Assist me first with pious toil to trace,
Thro’ wrecks of time thy lineage and thy race;
Declare what lovely squaw, in days of yore,
(Ere great Columbus sought thy native shore,)
First gave thee to the world; her works of fame
Have liv’d indeed, but liv’d without a name.
Some tawny Ceres, goddess of her days,
First learn’d with stones to crack the well-dry’d maize,
Thro’ the rough sieve to shake the golden show’r,
In boiling water stir the yellow flour—
The yellow flour, bestrew’d and stir’d with haste,
Swells in the flood and thickens to a paste,
Then puffs and wallops, rises to the brim,
Drinks the dry knobs that on the surface swim;
The knobs at last the busy ladle breaks,
And the whole mass its true consistence takes.
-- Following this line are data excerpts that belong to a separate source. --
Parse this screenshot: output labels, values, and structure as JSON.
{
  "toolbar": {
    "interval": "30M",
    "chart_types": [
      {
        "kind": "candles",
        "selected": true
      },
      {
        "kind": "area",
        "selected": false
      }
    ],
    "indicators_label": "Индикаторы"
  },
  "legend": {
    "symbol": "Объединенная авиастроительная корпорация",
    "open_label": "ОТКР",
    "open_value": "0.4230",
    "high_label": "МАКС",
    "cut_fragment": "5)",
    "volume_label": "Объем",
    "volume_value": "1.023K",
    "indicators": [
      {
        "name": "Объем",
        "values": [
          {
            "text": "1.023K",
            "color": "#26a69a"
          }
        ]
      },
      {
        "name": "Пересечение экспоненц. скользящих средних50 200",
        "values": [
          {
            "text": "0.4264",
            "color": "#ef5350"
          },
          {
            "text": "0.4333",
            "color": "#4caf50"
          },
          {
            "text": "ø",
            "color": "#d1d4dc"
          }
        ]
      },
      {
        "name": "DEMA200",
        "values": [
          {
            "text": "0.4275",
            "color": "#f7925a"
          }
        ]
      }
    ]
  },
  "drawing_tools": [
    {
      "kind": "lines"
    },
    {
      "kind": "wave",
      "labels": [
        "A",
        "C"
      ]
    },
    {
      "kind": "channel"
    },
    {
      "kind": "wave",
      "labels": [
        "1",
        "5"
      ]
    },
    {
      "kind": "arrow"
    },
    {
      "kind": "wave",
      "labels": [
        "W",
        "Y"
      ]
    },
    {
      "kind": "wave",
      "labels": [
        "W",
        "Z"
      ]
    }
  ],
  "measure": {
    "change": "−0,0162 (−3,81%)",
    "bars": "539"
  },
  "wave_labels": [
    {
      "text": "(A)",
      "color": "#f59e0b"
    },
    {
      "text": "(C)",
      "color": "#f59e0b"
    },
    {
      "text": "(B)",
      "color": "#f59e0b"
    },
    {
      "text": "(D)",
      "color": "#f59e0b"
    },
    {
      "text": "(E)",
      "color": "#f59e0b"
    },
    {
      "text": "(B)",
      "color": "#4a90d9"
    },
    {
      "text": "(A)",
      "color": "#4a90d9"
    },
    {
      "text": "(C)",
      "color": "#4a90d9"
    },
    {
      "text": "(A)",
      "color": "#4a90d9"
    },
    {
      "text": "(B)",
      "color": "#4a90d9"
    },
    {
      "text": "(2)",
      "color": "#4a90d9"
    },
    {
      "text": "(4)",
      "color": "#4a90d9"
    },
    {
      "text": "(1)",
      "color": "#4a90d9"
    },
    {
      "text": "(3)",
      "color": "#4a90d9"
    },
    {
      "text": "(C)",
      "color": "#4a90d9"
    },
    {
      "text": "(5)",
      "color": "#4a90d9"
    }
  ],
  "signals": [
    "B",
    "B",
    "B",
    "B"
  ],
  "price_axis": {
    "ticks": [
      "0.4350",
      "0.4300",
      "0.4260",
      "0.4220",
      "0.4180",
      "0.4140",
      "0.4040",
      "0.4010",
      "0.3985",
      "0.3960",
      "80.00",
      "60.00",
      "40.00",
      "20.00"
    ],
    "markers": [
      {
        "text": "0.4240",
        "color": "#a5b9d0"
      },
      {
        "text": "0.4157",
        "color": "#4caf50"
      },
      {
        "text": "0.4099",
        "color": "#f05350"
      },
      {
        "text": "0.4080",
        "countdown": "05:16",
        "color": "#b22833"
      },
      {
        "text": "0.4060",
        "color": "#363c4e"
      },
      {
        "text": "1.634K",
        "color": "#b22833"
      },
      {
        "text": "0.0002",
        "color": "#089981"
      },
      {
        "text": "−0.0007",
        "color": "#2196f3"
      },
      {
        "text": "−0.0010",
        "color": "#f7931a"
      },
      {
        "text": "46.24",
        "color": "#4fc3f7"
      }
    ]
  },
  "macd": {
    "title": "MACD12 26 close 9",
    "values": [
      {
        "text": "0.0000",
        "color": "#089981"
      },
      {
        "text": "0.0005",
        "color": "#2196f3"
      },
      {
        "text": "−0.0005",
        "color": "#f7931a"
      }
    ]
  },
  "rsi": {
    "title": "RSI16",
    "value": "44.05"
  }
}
Could but her sacred name, unknown so long,
Rise like her labours, to the son of song,
To her, to them, I’d consecrate my lays,
And blow her pudding with the breath of praise.
If ’twas Oello, whom I sang before,
I here ascribe her one great virtue more.
Not thro’ the rich Peruvian realms alone
The fame of Sol’s sweet daughter should be known,
But o’er the world’s wide climes should live secure,
Far as his rays extend, as long as they endure.

Dear Hasty-Pudding, what unpromis’d joy
Expands my heart, to meet thee in Savoy!
Doom’d o’er the world thro’ devious paths to roam,
Each clime my country, and each house my home,
My soul is sooth’d, my cares have found an end,
I greet my long-lost, unforgotten friend.

For thee thro’ Paris, that corrupted town,
How long in vain I wander’d up and down,
Where shameless Bacchus, with his drenching hoard
Cold from his cave, usurps the morning board.